Ousseynou Seck avait été un des acteurs importants, mais peu cités de la crise de 1962. C’est lui, en effet, qui a traduit en wolof le discours de Senghor sur la crise dans la nuit du 17 au 18 décembre. La traduction en wolof de l’allocution présidentielle eut un impact déterminant dans la guerre pour le pouvoir entre Dia et Senghor. En ces temps-là, celui qui tenait la radiodiffusion avait raison, surtout en cours de putsch.

Par la suite, Seck eut deux sujets sur lesquels il s’exprimait quasi quotidiennement : la chasse aux opposants entrés dans la clandestinité à l’époque, puis les réponses à Sékou Touré qui s’attaquait à Senghor dans des discours-fleuve accusant le président sénégalais de toutes sortes de manœuvres et autres complots contre son régime. Et ses harangues révolutionnaires passaient et repassaient tous les jours sur les ondes de Radio Guinée qui avait un audimat conséquent au Sénégal.

Ousseynou Seck se chargeait donc de répliquer. Ne ratant jamais le président guinéen qu’il affublait de noms d’oiseaux. Il l’appelait ‘’goutoute’’, un oiseau que, dans le monde rural, on qualifie de chanteur narcissique parce qu’il fredonne pour lui-même.

Ainsi, pour le journaliste wolophone, le président guinéen est un narcissique indécrottable qui s’auto-glorifie dans des discours pro domo. Il était si incisif que Sékou Touré s’obligeait de lui répondre directement sur les ondes de sa radio.

Mais entre les crises diplomatiques opposant Touré et Senghor, il y avait la politique intérieure et les opposants qui n’avaient pas désarmé, malgré l’interdiction du PAI et l’entrisme du PRA et d’autres formations politiques.  Les récalcitrants, Seck les menaçait chaque matin d’arrestations prochaines. ‘’Mbalma dèmna guèdj !’’, disait-il en wolof, pour annoncer, textuellement, ‘’un coup de filet’’ dans les rangs des adversaires du régime senghorien et leur promettait ‘’Ndougousine’’, une prison mythique qui n’était en fait que le nom d’un village que personne ne connaissait. En 1968, il fut l’une des rares cibles des manifestants qui brûlèrent son domicile.

Ousseynou Seck est mort avant la réconciliation entre Sékou Touré et Senghor, en 1974, actée par la venue du Bembeya Jazz à Dakar cette année-là.
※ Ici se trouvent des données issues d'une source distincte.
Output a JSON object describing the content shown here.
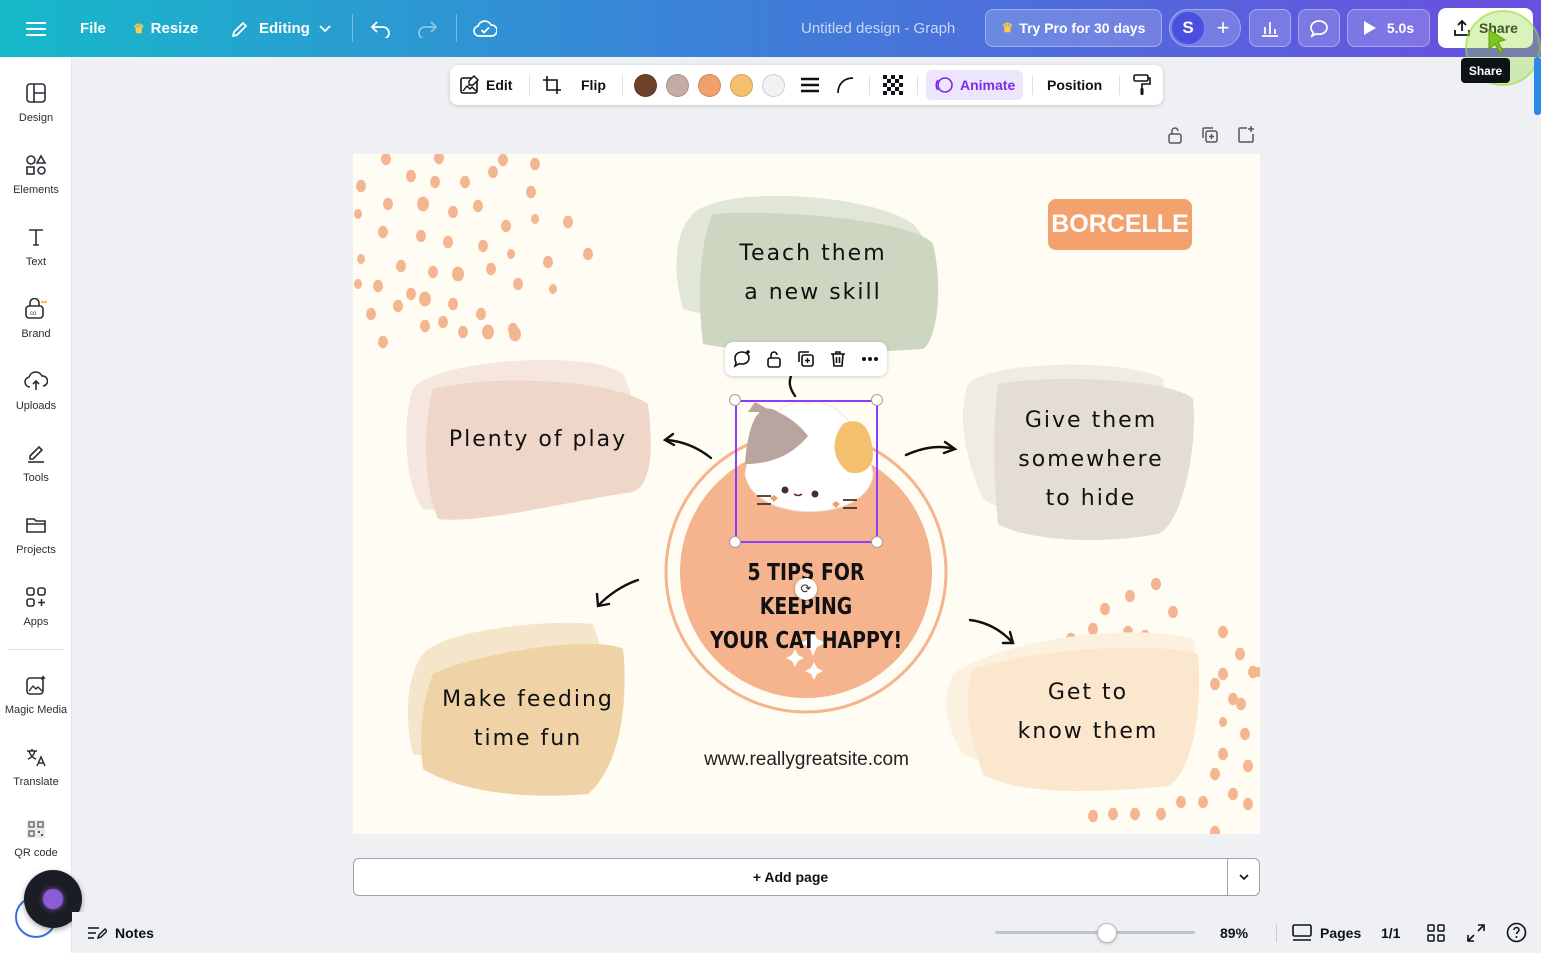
{
  "topbar": {
    "file": "File",
    "resize": "Resize",
    "editing": "Editing",
    "title": "Untitled design - Graph",
    "try_pro": "Try Pro for 30 days",
    "avatar_initial": "S",
    "play_time": "5.0s",
    "share": "Share"
  },
  "tooltip": "Share",
  "sidebar": {
    "items": [
      {
        "label": "Design",
        "icon": "layout-icon"
      },
      {
        "label": "Elements",
        "icon": "shapes-icon"
      },
      {
        "label": "Text",
        "icon": "text-icon"
      },
      {
        "label": "Brand",
        "icon": "brand-icon"
      },
      {
        "label": "Uploads",
        "icon": "cloud-upload-icon"
      },
      {
        "label": "Tools",
        "icon": "pen-icon"
      },
      {
        "label": "Projects",
        "icon": "folder-icon"
      },
      {
        "label": "Apps",
        "icon": "apps-icon"
      },
      {
        "label": "Magic Media",
        "icon": "magic-media-icon"
      },
      {
        "label": "Translate",
        "icon": "translate-icon"
      },
      {
        "label": "QR code",
        "icon": "qr-code-icon"
      }
    ]
  },
  "context_toolbar": {
    "edit": "Edit",
    "flip": "Flip",
    "animate": "Animate",
    "position": "Position",
    "colors": [
      "#6b4228",
      "#c4aca4",
      "#f0a06a",
      "#f5c06e",
      "#f2f2f2"
    ]
  },
  "design": {
    "brand": "BORCELLE",
    "tip_top": [
      "Teach them",
      "a new skill"
    ],
    "tip_left": "Plenty of play",
    "tip_right": [
      "Give them",
      "somewhere",
      "to hide"
    ],
    "tip_bottom_left": [
      "Make feeding",
      "time fun"
    ],
    "tip_bottom_right": [
      "Get to",
      "know them"
    ],
    "center_title": [
      "5 TIPS FOR KEEPING",
      "YOUR CAT HAPPY!"
    ],
    "website": "www.reallygreatsite.com",
    "palette": {
      "dots": "#f3b690",
      "green": "#cdd6c0",
      "green_back": "#e2e6d6",
      "pink": "#eed7c9",
      "pink_back": "#f5e7dd",
      "beige": "#e4ddd4",
      "beige_back": "#efebe5",
      "tan": "#efd3a6",
      "tan_back": "#f5e6cb",
      "cream": "#fbe7cd",
      "cream_back": "#fcf0df",
      "orange": "#f5b48d",
      "brand_bg": "#f3a26d"
    }
  },
  "add_page": "+ Add page",
  "bottombar": {
    "notes": "Notes",
    "zoom": "89%",
    "zoom_value": 0.56,
    "pages": "Pages",
    "page_count": "1/1"
  }
}
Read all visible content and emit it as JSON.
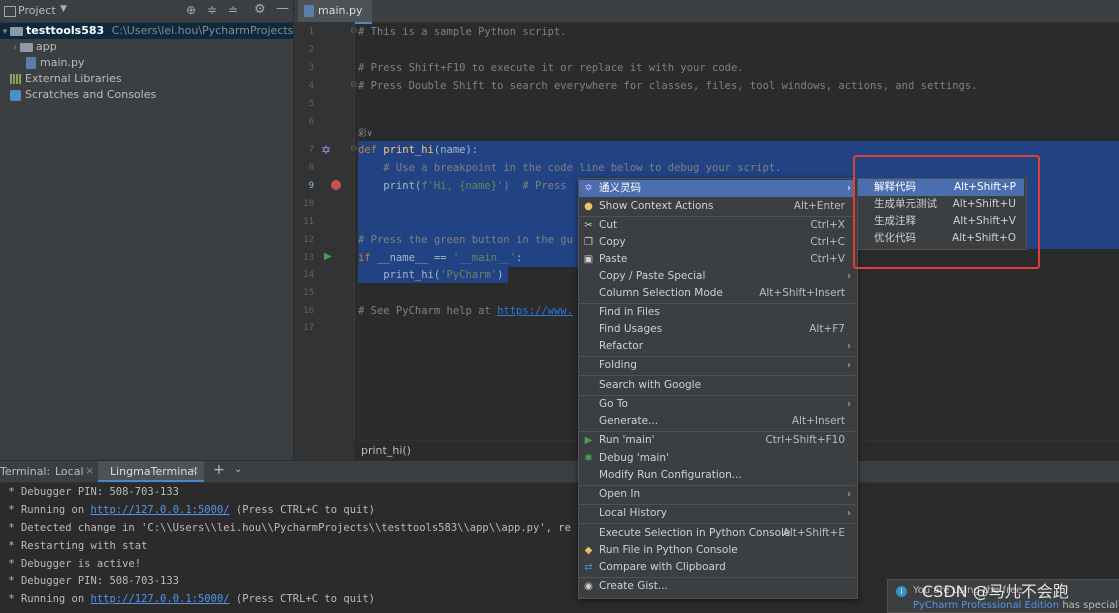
{
  "project_panel": {
    "title": "Project",
    "root_name": "testtools583",
    "root_path": "C:\\Users\\lei.hou\\PycharmProjects\\testtools5",
    "items": [
      {
        "label": "app"
      },
      {
        "label": "main.py"
      },
      {
        "label": "External Libraries"
      },
      {
        "label": "Scratches and Consoles"
      }
    ]
  },
  "editor": {
    "tab_label": "main.py",
    "breadcrumb": "print_hi()",
    "line_numbers": [
      "1",
      "2",
      "3",
      "4",
      "5",
      "6",
      "7",
      "8",
      "9",
      "10",
      "11",
      "12",
      "13",
      "14",
      "15",
      "16",
      "17"
    ],
    "lines": {
      "l1": "# This is a sample Python script.",
      "l3": "# Press Shift+F10 to execute it or replace it with your code.",
      "l4": "# Press Double Shift to search everywhere for classes, files, tool windows, actions, and settings.",
      "l6_hint": "彩∨",
      "l7_kw": "def ",
      "l7_fn": "print_hi",
      "l7_rest": "(name):",
      "l8": "    # Use a breakpoint in the code line below to debug your script.",
      "l9_a": "    print(",
      "l9_b": "f'Hi, {name}'",
      "l9_c": ")  # Press",
      "l12": "# Press the green button in the gu",
      "l13_kw": "if ",
      "l13_a": "__name__ == ",
      "l13_b": "'__main__'",
      "l13_c": ":",
      "l14_a": "    print_hi(",
      "l14_b": "'PyCharm'",
      "l14_c": ")",
      "l16_a": "# See PyCharm help at ",
      "l16_b": "https://www."
    }
  },
  "terminal": {
    "label": "Terminal:",
    "tabs": [
      "Local",
      "LingmaTerminal"
    ],
    "add": "+",
    "lines": [
      {
        "text": " * Debugger PIN: 508-703-133"
      },
      {
        "pre": " * Running on ",
        "link": "http://127.0.0.1:5000/",
        "post": " (Press CTRL+C to quit)"
      },
      {
        "text": " * Detected change in 'C:\\\\Users\\\\lei.hou\\\\PycharmProjects\\\\testtools583\\\\app\\\\app.py', re"
      },
      {
        "text": " * Restarting with stat"
      },
      {
        "text": " * Debugger is active!"
      },
      {
        "text": " * Debugger PIN: 508-703-133"
      },
      {
        "pre": " * Running on ",
        "link": "http://127.0.0.1:5000/",
        "post": " (Press CTRL+C to quit)"
      }
    ]
  },
  "context_menu": {
    "items": [
      {
        "label": "通义灵码",
        "shortcut": "",
        "submenu": true
      },
      {
        "label": "Show Context Actions",
        "shortcut": "Alt+Enter"
      },
      {
        "label": "Cut",
        "shortcut": "Ctrl+X"
      },
      {
        "label": "Copy",
        "shortcut": "Ctrl+C"
      },
      {
        "label": "Paste",
        "shortcut": "Ctrl+V"
      },
      {
        "label": "Copy / Paste Special",
        "shortcut": "",
        "submenu": true
      },
      {
        "label": "Column Selection Mode",
        "shortcut": "Alt+Shift+Insert"
      },
      {
        "label": "Find in Files",
        "shortcut": ""
      },
      {
        "label": "Find Usages",
        "shortcut": "Alt+F7"
      },
      {
        "label": "Refactor",
        "shortcut": "",
        "submenu": true
      },
      {
        "label": "Folding",
        "shortcut": "",
        "submenu": true
      },
      {
        "label": "Search with Google",
        "shortcut": ""
      },
      {
        "label": "Go To",
        "shortcut": "",
        "submenu": true
      },
      {
        "label": "Generate...",
        "shortcut": "Alt+Insert"
      },
      {
        "label": "Run 'main'",
        "shortcut": "Ctrl+Shift+F10"
      },
      {
        "label": "Debug 'main'",
        "shortcut": ""
      },
      {
        "label": "Modify Run Configuration...",
        "shortcut": ""
      },
      {
        "label": "Open In",
        "shortcut": "",
        "submenu": true
      },
      {
        "label": "Local History",
        "shortcut": "",
        "submenu": true
      },
      {
        "label": "Execute Selection in Python Console",
        "shortcut": "Alt+Shift+E"
      },
      {
        "label": "Run File in Python Console",
        "shortcut": ""
      },
      {
        "label": "Compare with Clipboard",
        "shortcut": ""
      },
      {
        "label": "Create Gist...",
        "shortcut": ""
      }
    ]
  },
  "submenu": {
    "items": [
      {
        "label": "解释代码",
        "shortcut": "Alt+Shift+P"
      },
      {
        "label": "生成单元测试",
        "shortcut": "Alt+Shift+U"
      },
      {
        "label": "生成注释",
        "shortcut": "Alt+Shift+V"
      },
      {
        "label": "优化代码",
        "shortcut": "Alt+Shift+O"
      }
    ]
  },
  "notification": {
    "line1": "You are using the free",
    "line2a": "PyCharm Professional Edition",
    "line2b": " has special"
  },
  "watermark": "CSDN @马儿不会跑",
  "colors": {
    "accent": "#4b6eaf",
    "selection": "#214283",
    "annotation_box": "#e0403a"
  }
}
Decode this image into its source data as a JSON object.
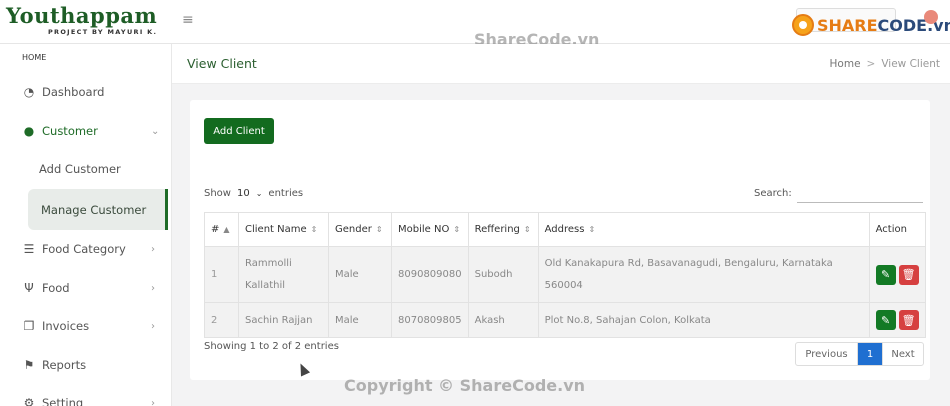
{
  "brand": {
    "name": "Youthappam",
    "sub": "PROJECT BY MAYURI K."
  },
  "watermarks": {
    "top": "ShareCode.vn",
    "bottom": "Copyright © ShareCode.vn",
    "logo_a": "SHARE",
    "logo_b": "CODE.vn"
  },
  "sidebar": {
    "home": "HOME",
    "items": [
      {
        "label": "Dashboard",
        "icon": "dashboard-icon"
      },
      {
        "label": "Customer",
        "icon": "user-icon"
      },
      {
        "label": "Food Category",
        "icon": "list-icon"
      },
      {
        "label": "Food",
        "icon": "utensils-icon"
      },
      {
        "label": "Invoices",
        "icon": "invoice-icon"
      },
      {
        "label": "Reports",
        "icon": "flag-icon"
      },
      {
        "label": "Setting",
        "icon": "gear-icon"
      }
    ],
    "sub": {
      "add": "Add Customer",
      "manage": "Manage Customer"
    }
  },
  "page": {
    "title": "View Client",
    "crumb_home": "Home",
    "crumb_current": "View Client"
  },
  "toolbar": {
    "add_label": "Add Client"
  },
  "table_controls": {
    "show": "Show",
    "entries": "entries",
    "page_size": "10",
    "search": "Search:",
    "info": "Showing 1 to 2 of 2 entries"
  },
  "table": {
    "headers": [
      "#",
      "Client Name",
      "Gender",
      "Mobile NO",
      "Reffering",
      "Address",
      "Action"
    ],
    "rows": [
      {
        "num": "1",
        "name": "Rammolli Kallathil",
        "gender": "Male",
        "mobile": "8090809080",
        "ref": "Subodh",
        "address": "Old Kanakapura Rd, Basavanagudi, Bengaluru, Karnataka 560004"
      },
      {
        "num": "2",
        "name": "Sachin Rajjan",
        "gender": "Male",
        "mobile": "8070809805",
        "ref": "Akash",
        "address": "Plot No.8, Sahajan Colon, Kolkata"
      }
    ]
  },
  "pager": {
    "prev": "Previous",
    "page": "1",
    "next": "Next"
  },
  "colors": {
    "brand_green": "#1e5d26",
    "button_green": "#136b1f",
    "danger": "#d64040",
    "active_page": "#1f6fd1"
  }
}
Après Ousseynou Seck, il n’y eut plus de phénomène médiatique du même acabit. Certes, Hajj Mansour Mbaye joua un rôle similaire auprès d’Abdou Diouf, mais il était plutôt porte-voix que porte-parole. Mbaye Pekh avec Wade itou.

Quels liens entre Ousseynou Seck, il y a soixante ans, et l’actualité ? Peut-être aucun, parce que les époques sont différentes, mais la chasse aux opposants d’hier ressemble beaucoup à celle en cours, sauf qu’aujourd’hui, ce n’est point idéologique. Ensuite, il n’y a plus de Ousseynou Seck pour annoncer ‘’Mbalma dem na guèdj !’’. Soixante ans après Seck, c’est le chef de parti Ousmane Sonko qui s’y met, avec les réseaux sociaux ou quelques caciques qui tirent à vue sur l’ancien chef d’État et ses proches. La situation actuelle ressemble davantage à une vendetta d’État qu’à une reddition de comptes ou à un conflit idéologique entre partis. Et quand l’arme est l’État, rien ne peut arrêter la machine répressive.

Ousseynou Seck n’est plus là, mais les mêmes pratiques demeurent.